A 2007 survey carried out by the North American Insulation Manufacturers Association found that its member companies handled 4,200m. lbs (1.9m. tonnes) of recycled materials in the production of residential, commercial, industrial, air handling, thermal and acoustic insulation. This represents an overall increase of 62% since the last survey, which was carried out in 2005.

The amount of recycled post consumer glass consumed in glass wool manufacture rose by 107% in the USA to 1.31m. tonnes, up from 630,000 tonnes in 2005. There is also an increase in the use of reclaimed slag. Over the last three years in the USA, the use of reclaimed slag jumped by 55.5% to 340,000 tonnes. Rock and slag wool insulation typically contain 20-25% slag, and can contain up to 70-85% slag, depending on the specific product.

Another recycled material supplied to rock wool producers is aluminium salt slag, produced as a residue from secondary aluminium smelting. German company AGOR AG has a 30% global market share in the treatment of the slags, from which it produces Serox, amongst other products. Serox is a fine grained mineral substance, with a high alumina content, used in mineral wool production as a substitute for bauxite.

Owens-Corning has been working to increase the recycled content of its products. To that end, the Owens-Corning Fiberglass™ insulation is guaranteed to contain at least 40% recycled content, which is the highest certified level in North America for glass wool insulation. Owens-Corning mainly uses post-industrial cullet, and also some post consumer recycled glass.

The use of recycled glass also reduces energy consumption in the manufacturing process, lowering the melt temperature. Further growth in the amount of recycled glass used in glass wool manufacture is constrained by the availability of clean recycled glass. Impurities can cause blockages in the tiny holes used to create the fibres.

Saint Gobain Isover is launching a new generation of glass wool products, which will be available in France from mid-October. The product, called G3, is marketed as meeting the criteria of sustainable construction, and more specifically complies with France’s energy efficient building (BBC) and high environmental quality (HQE®) labels.

One of the main deliverables of the new G3 product is that it has a very low environmental impact as it contains 95% sand and recycled glass, which provides excellent end-of-life recyclability. The insulation is highly compressed, to reduce transport costs, and the manufacturing process uses 4% less energy and 6% less water than previous generations of glass wool. The other environmental benefit of G3 is its reduced usage of volatile organic compounds (VOC), due to the incorporation of organic and plant-based binders.

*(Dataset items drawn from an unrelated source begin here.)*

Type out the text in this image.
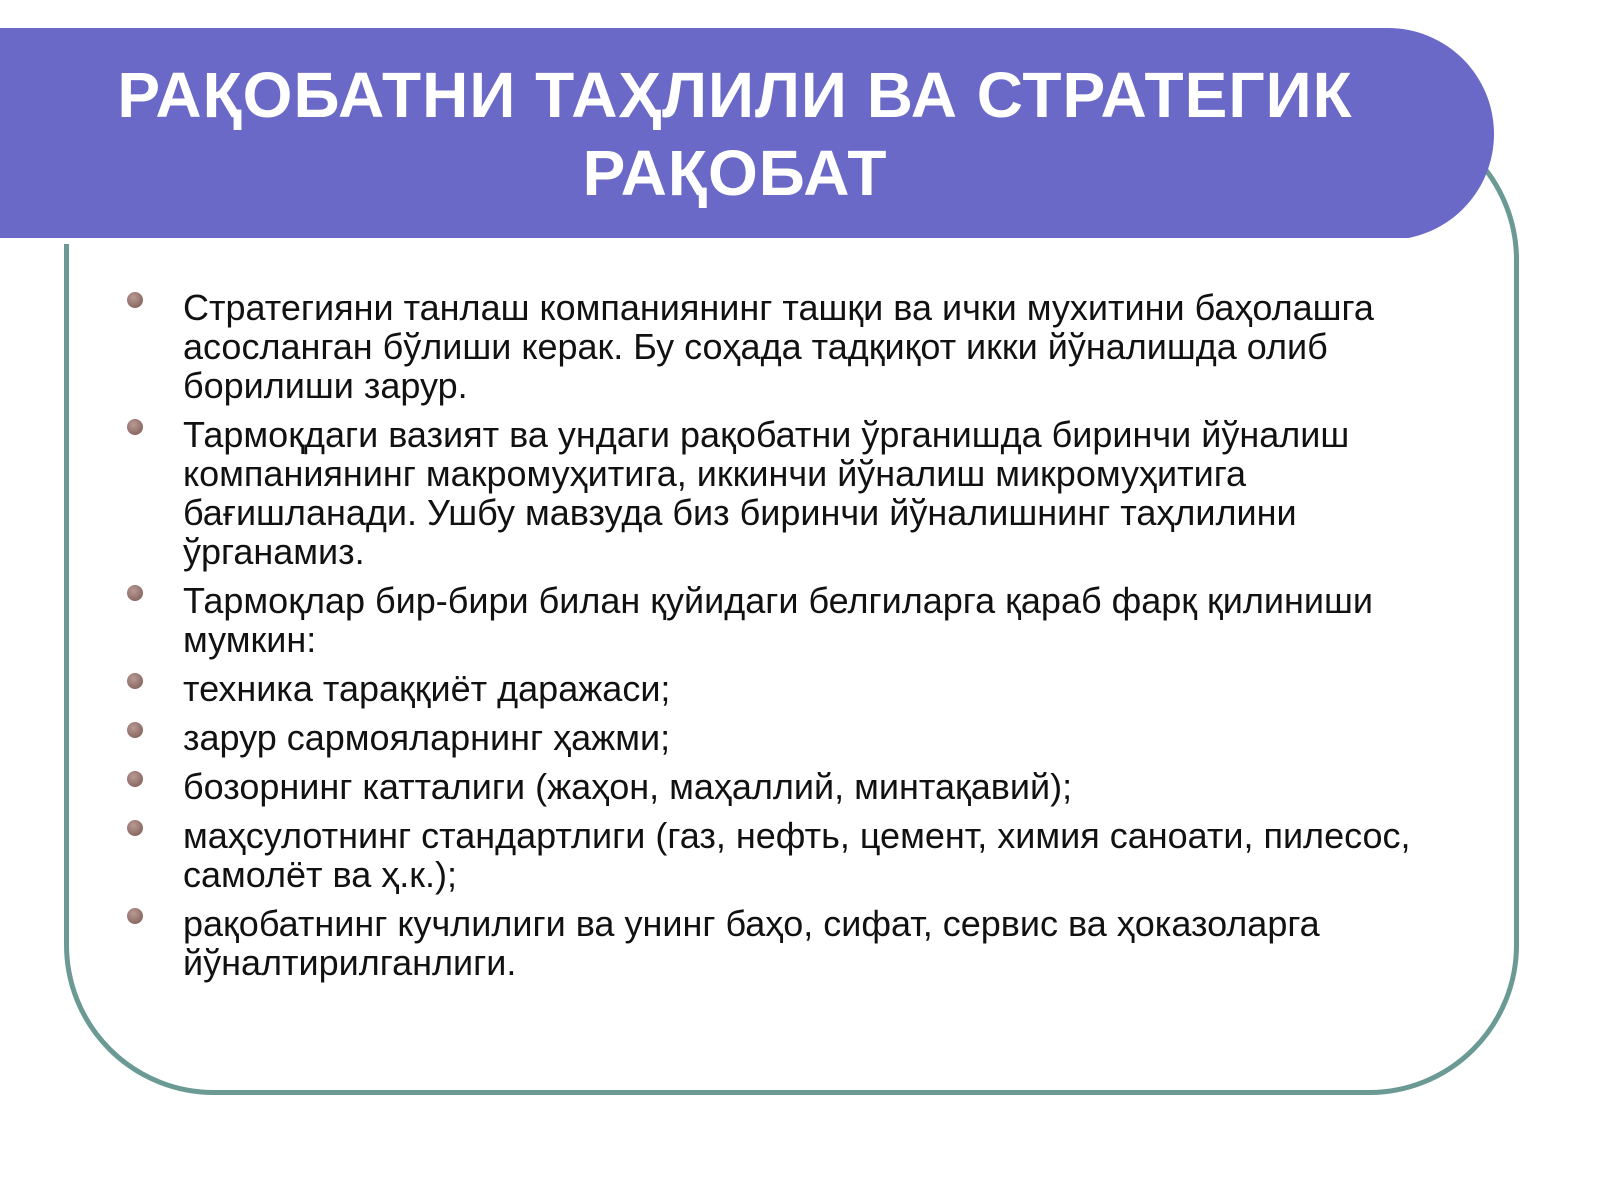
РАҚОБАТНИ ТАҲЛИЛИ ВА СТРАТЕГИК
РАҚОБАТ
Стратегияни танлаш компаниянинг ташқи ва ички мухитини баҳолашга асосланган бўлиши керак. Бу соҳада тадқиқот икки йўналишда олиб борилиши зарур.
Тармоқдаги вазият ва ундаги рақобатни ўрганишда биринчи йўналиш компаниянинг макромуҳитига, иккинчи йўналиш микромуҳитига бағишланади. Ушбу мавзуда биз биринчи йўналишнинг таҳлилини ўрганамиз.
Тармоқлар бир-бири билан қуйидаги белгиларга қараб фарқ қилиниши мумкин:
техника тараққиёт даражаси;
зарур сармояларнинг ҳажми;
бозорнинг катталиги (жаҳон, маҳаллий, минтақавий);
маҳсулотнинг стандартлиги (газ, нефть, цемент, химия саноати, пилесос, самолёт ва ҳ.к.);
рақобатнинг кучлилиги ва унинг баҳо, сифат, сервис ва ҳоказоларга йўналтирилганлиги.
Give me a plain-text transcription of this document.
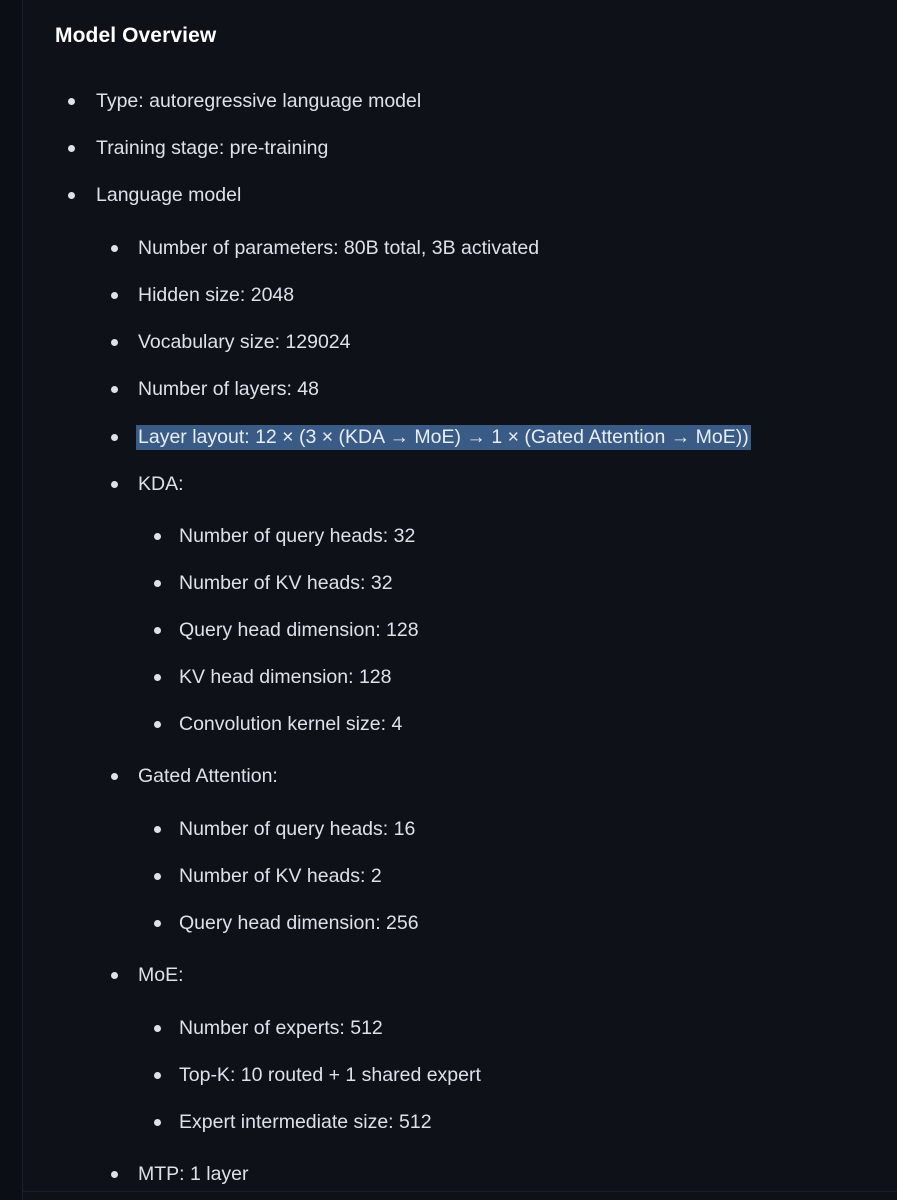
Model Overview
Type: autoregressive language model
Training stage: pre-training
Language model
Number of parameters: 80B total, 3B activated
Hidden size: 2048
Vocabulary size: 129024
Number of layers: 48
Layer layout: 12 × (3 × (KDA → MoE) → 1 × (Gated Attention → MoE))
KDA:
Number of query heads: 32
Number of KV heads: 32
Query head dimension: 128
KV head dimension: 128
Convolution kernel size: 4
Gated Attention:
Number of query heads: 16
Number of KV heads: 2
Query head dimension: 256
MoE:
Number of experts: 512
Top-K: 10 routed + 1 shared expert
Expert intermediate size: 512
MTP: 1 layer
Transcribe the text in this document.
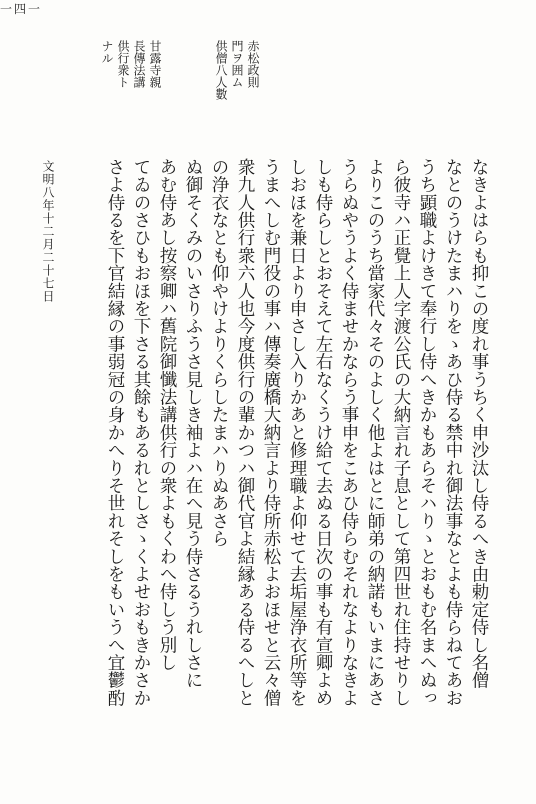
赤松政則
門ヲ囲ム
供僧八人數
甘露寺親
長傳法講
供行衆ト
ナル
なきよはらも抑この度れ事うちく申沙汰し侍るへき由勅定侍し名僧
なとのうけたまハりをゝあひ侍る禁中れ御法事なとよも侍らねてあお
うち顕職よけきて奉行し侍へきかもあらそハりゝとおもむ名まへぬっ
ら彼寺ハ正覺上人字渡公氏の大納言れ子息として第四世れ住持せりし
よりこのうち當家代々そのよしく他よはとに師弟の納諾もいまにあさ
うらぬやうよく侍ませかならう事申をこあひ侍らむそれなよりなきよ
しも侍らしとおそえて左右なくうけ給て去ぬる日次の事も有宣卿よめ
しおほを兼日より申さし入りかあと修理職よ仰せて去垢屋浄衣所等を
うまへしむ門役の事ハ傳奏廣橋大納言より侍所赤松よおほせと云々僧
衆九人供行衆六人也今度供行の輩かつハ御代官よ結縁ある侍るへしと
の浄衣なとも仰やけよりくらしたまハりぬあさら
ぬ御そくみのいさりふうさ見しき袖よハ在へ見う侍さるうれしさに
あむ侍あし按察卿ハ舊院御懺法講供行の衆よもくわへ侍しう別し
てゐのさひもおほを下さる其餘もあるれとしさゝくよせおもきかさか
さよ侍るを下官結縁の事弱冠の身かへりそ世れそしをもいうへ宜鬱酌
文明八年十二月二十七日
一四一
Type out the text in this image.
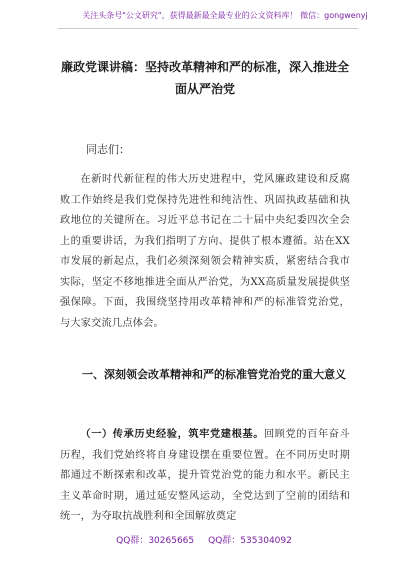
关注头条号"公文研究"，获得最新最全最专业的公文资料库！ 微信：gongwenyj
廉政党课讲稿：坚持改革精神和严的标准，深入推进全面从严治党
同志们：
在新时代新征程的伟大历史进程中，党风廉政建设和反腐败工作始终是我们党保持先进性和纯洁性、巩固执政基础和执政地位的关键所在。习近平总书记在二十届中央纪委四次全会上的重要讲话，为我们指明了方向、提供了根本遵循。站在XX市发展的新起点，我们必须深刻领会精神实质，紧密结合我市实际，坚定不移地推进全面从严治党，为XX高质量发展提供坚强保障。下面，我围绕坚持用改革精神和严的标准管党治党，与大家交流几点体会。
一、深刻领会改革精神和严的标准管党治党的重大意义
（一）传承历史经验，筑牢党建根基。回顾党的百年奋斗历程，我们党始终将自身建设摆在重要位置。在不同历史时期都通过不断探索和改革，提升管党治党的能力和水平。新民主主义革命时期，通过延安整风运动，全党达到了空前的团结和统一，为夺取抗战胜利和全国解放奠定
QQ群：30265665 QQ群：535304092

Knauf Insulation is also launching a new range of mineral wool products, with its ECOSE® technology binders. These natural formaldehyde-free binders are made from rapidly renewable organic materials, rather than oil-based chemicals. The binders enhance the green credentials of the wool, without affecting its thermal, acoustic or fire performance.

Contributor: Alison Russell is an independent contributor to IM. She was formerly Deputy Editor IM, and Editor Mineral PriceWatch.


Mineral wool raw materials

Rock or stone wool: Essentially made from a magmatic rock such as basalt, diabase, dolerite, gabbro or amphibolite. An increasing proportion of the raw materials feed is recycled stone wool in the form of briquettes. Generally, about 98% of the wool is the primary raw material, usually basalt, and the remainder is organic content as a thermosetting resin binder and a small amount of mineral oil.

Other elements can be added such as alumina in the form of bauxite or alumina for improved product durability and increased flame retardancy, and boron to improve fused viscosity control.

Slag wool: This uses slag from blast furnaces as the raw material, and is processed in the same way as rock wool.

Glass wool (fibre glass): Produced from silica, limestone, soda ash, boron and cullet (recycled glass).